Requirement that Agency Review Realism of Low Labor Rates Did Not Preclude It from Assessing Realism of All Proposed Rates; Agile Defense, Inc. v. United States, Fed Cir. 2019-1954


Appeal of COFC decision denying protest is affirmed. The solicitation required the agency to review labor rates that were more than one standard deviation lower than the average of proposed rates. Rates that were within one standard deviation were considered realistic. The protester argued that the agency improperly reviewed rates that were within one standard deviation. The court reasoned that while rates within the deviation were considered realistic, nothing in the solicitation prohibited the agency from reviewing those rates. Nor did the explicit requirement to review below-deviation rates implicitly preclude the agency from reviewing within-deviation rates.

The Defense Information Systems Agency issued a solicitation seeking a variety information technology services. The solicitation contemplated the award of multiple IDIQ contracts. The solicitation provided that award would be made on a lowest-price, technically acceptable basis.

The solicitation stated that DISA would perform a cost realism analysis on proposed cost-reimbursable labor rates. Specifically, DISA would develop an average from the proposed rates and then calculate the standard deviation for each rate. Rates that were one standard deviation below the average were considered realistic. If a proposed rate was more than one standard deviation below the average rate, then DISA would review the supporting documentation. If the documentation did not support the rate, DISA would adjust the rate to be equal to the average.

Agile Defense, Inc. submitted a proposal. DISA determined that many of Agile’s proposed rates were below more than one standard deviation from the average rate. The rates were below-deviation because Agile had based its rates on salaries paid to a pool of workers that included workers who did not meet solicitation requirements.
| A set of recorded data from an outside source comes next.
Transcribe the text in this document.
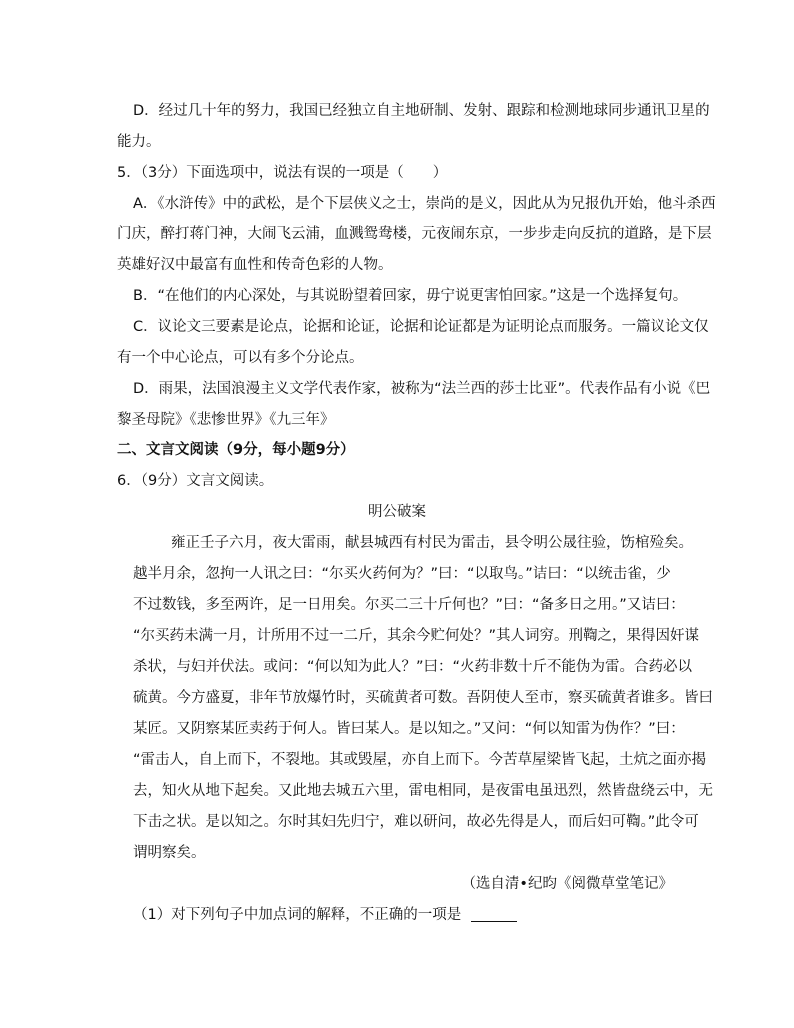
D．经过几十年的努力，我国已经独立自主地研制、发射、跟踪和检测地球同步通讯卫星的
能力。
5．（3分）下面选项中，说法有误的一项是（　　）
A．《水浒传》中的武松，是个下层侠义之士，崇尚的是义，因此从为兄报仇开始，他斗杀西
门庆，醉打蒋门神，大闹飞云浦，血溅鸳鸯楼，元夜闹东京，一步步走向反抗的道路，是下层
英雄好汉中最富有血性和传奇色彩的人物。
B．“在他们的内心深处，与其说盼望着回家，毋宁说更害怕回家。”这是一个选择复句。
C．议论文三要素是论点，论据和论证，论据和论证都是为证明论点而服务。一篇议论文仅
有一个中心论点，可以有多个分论点。
D．雨果，法国浪漫主义文学代表作家，被称为“法兰西的莎士比亚”。代表作品有小说《巴
黎圣母院》《悲惨世界》《九三年》
二、文言文阅读（9分，每小题9分）
6．（9分）文言文阅读。
明公破案
雍正壬子六月，夜大雷雨，献县城西有村民为雷击，县令明公晟往验，饬棺殓矣。
越半月余，忽拘一人讯之曰：“尔买火药何为？”曰：“以取鸟。”诘曰：“以统击雀，少
不过数钱，多至两许，足一日用矣。尔买二三十斤何也？”曰：“备多日之用。”又诘曰：
“尔买药未满一月，计所用不过一二斤，其余今贮何处？”其人词穷。刑鞫之，果得因奸谋
杀状，与妇并伏法。或问：“何以知为此人？”曰：“火药非数十斤不能伪为雷。合药必以
硫黄。今方盛夏，非年节放爆竹时，买硫黄者可数。吾阴使人至市，察买硫黄者谁多。皆曰
某匠。又阴察某匠卖药于何人。皆曰某人。是以知之。”又问：“何以知雷为伪作？”曰：
“雷击人，自上而下，不裂地。其或毁屋，亦自上而下。今苦草屋梁皆飞起，土炕之面亦揭
去，知火从地下起矣。又此地去城五六里，雷电相同，是夜雷电虽迅烈，然皆盘绕云中，无
下击之状。是以知之。尔时其妇先归宁，难以研问，故必先得是人，而后妇可鞫。”此令可
谓明察矣。
（选自清•纪昀《阅微草堂笔记》
（1）对下列句子中加点词的解释，不正确的一项是
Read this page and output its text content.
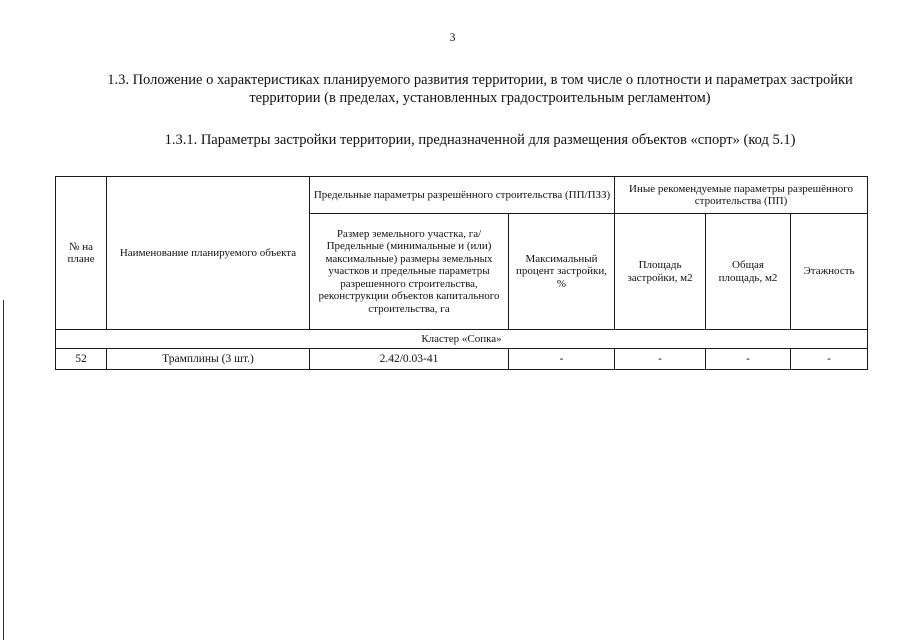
3
1.3. Положение о характеристиках планируемого развития территории, в том числе о плотности и параметрах застройки территории (в пределах, установленных градостроительным регламентом)
1.3.1. Параметры застройки территории, предназначенной для размещения объектов «спорт» (код 5.1)
№ на плане	Наименование планируемого объекта	Предельные параметры разрешённого строительства (ПП/ПЗЗ)		Иные рекомендуемые параметры разрешённого строительства (ПП)		
		Размер земельного участка, га/ Предельные (минимальные и (или) максимальные) размеры земельных участков и предельные параметры разрешенного строительства, реконструкции объектов капитального строительства, га	Максимальный процент застройки, %	Площадь застройки, м2	Общая площадь, м2	Этажность
Кластер «Сопка»						
52	Трамплины (3 шт.)	2.42/0.03-41	-	-	-	-
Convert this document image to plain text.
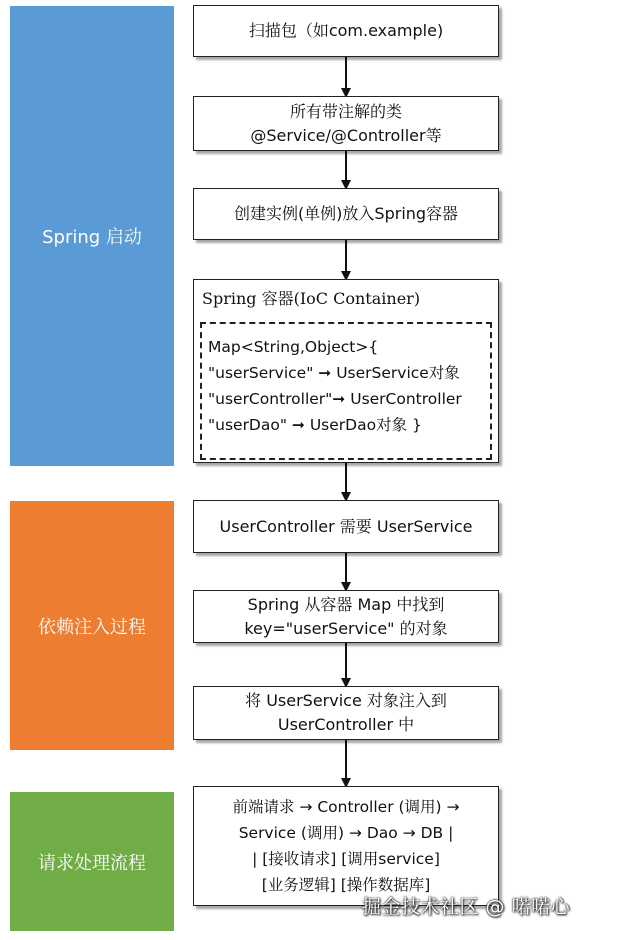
Spring 启动
依赖注入过程
请求处理流程
扫描包（如com.example)
所有带注解的类
@Service/@Controller等
创建实例(单例)放入Spring容器
Spring 容器(IoC Container)
Map<String,Object>{
"userService" ➞ UserService对象
"userController"➞ UserController
"userDao" ➞ UserDao对象 }
UserController 需要 UserService
Spring 从容器 Map 中找到
key="userService" 的对象
将 UserService 对象注入到
UserController 中
前端请求 → Controller (调用) →
Service (调用) → Dao → DB |
| [接收请求] [调用service]
[业务逻辑] [操作数据库]
掘金技术社区 @ 喏喏心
Concerned with Agile’s overall pricing methodology, DISA also examined Agile’s rates that fell within one standard deviation. The agency determined that those rates were also based on wages paid to worker pools that included workers who did not meet minimum solicitation requirements.

DISA notified Agile of this issue during discussions. Agile submitted a revised proposal in which it increased its rates. The rate increase, however, resulted in a total evaluated price that was too high to place Agile among the lowest-priced offerors. Thus, Agile was not selected for award.

Agile filed a protest with the Court of Federal Claims, challenging DISA’s cost realism analysis. COFC denied the protest. Agile appealed to the Federal Circuit.

On appeal, Agile argued DISA’s cost realism analysis was inconsistent with the solicitation. The solicitation provided that a rate that is one standard deviation below the average was considered realistic. Thus, Agile contended, DISA was required to accept all rates that were one standard deviation and thus should not have considered the realism of Agile’s rates that fell within the deviation.

The court did not accept Agile’s argument. The solicitation did not state that rates within the deviation must be deemed realistic. Rather, it stated that within-deviation rates would be “considered” realistic “subject to cost analysis techniques in accordance with FAR 15.404.” Thus within-deviation rates were not per se realistic, but instead subject to additional cost realism scrutiny. Nothing in the language of the solicitation limited DISA  to only assessing the realism of below-deviation rates.

Agile contended that because the solicitation explicitly required DISA to review below-deviation rates, it implicitly precluded the agency from reviewing other proposed rates. But the court noted there was no authority suggesting that an instruction to perform a rigorous analysis of certain proposed rates precludes an agency from reviewing other proposed rates. Indeed, contracting officers enjoy wide latitude in conducting a cost realism analysis.

In a final reductio ad absurdum argument, Agile contended that if DISA were allowed to analyze within-deviation rated it could lead irrational results, permitting DISA to subject a rate that $0.01 less than the average to more scrutiny that a rate that was below-deviation. The court noted that procurement decisions are subject to a rational basis review under the APA. There was no need to assume permitting DISA to review within-deviation rates would lead to irrational or inexplicable results.

Agile is represented by Stephanie Wilson and Terrence O’Connor of Berenzweig Leonard LLP. The government is represented by Barbara E. Thomas, Joseph H. Hunt, Mariana Terese Acevedo, William James Grimaldi, Robert Edward Kirschman, Jr., and Douglas K, Mickle of the Department of Justice.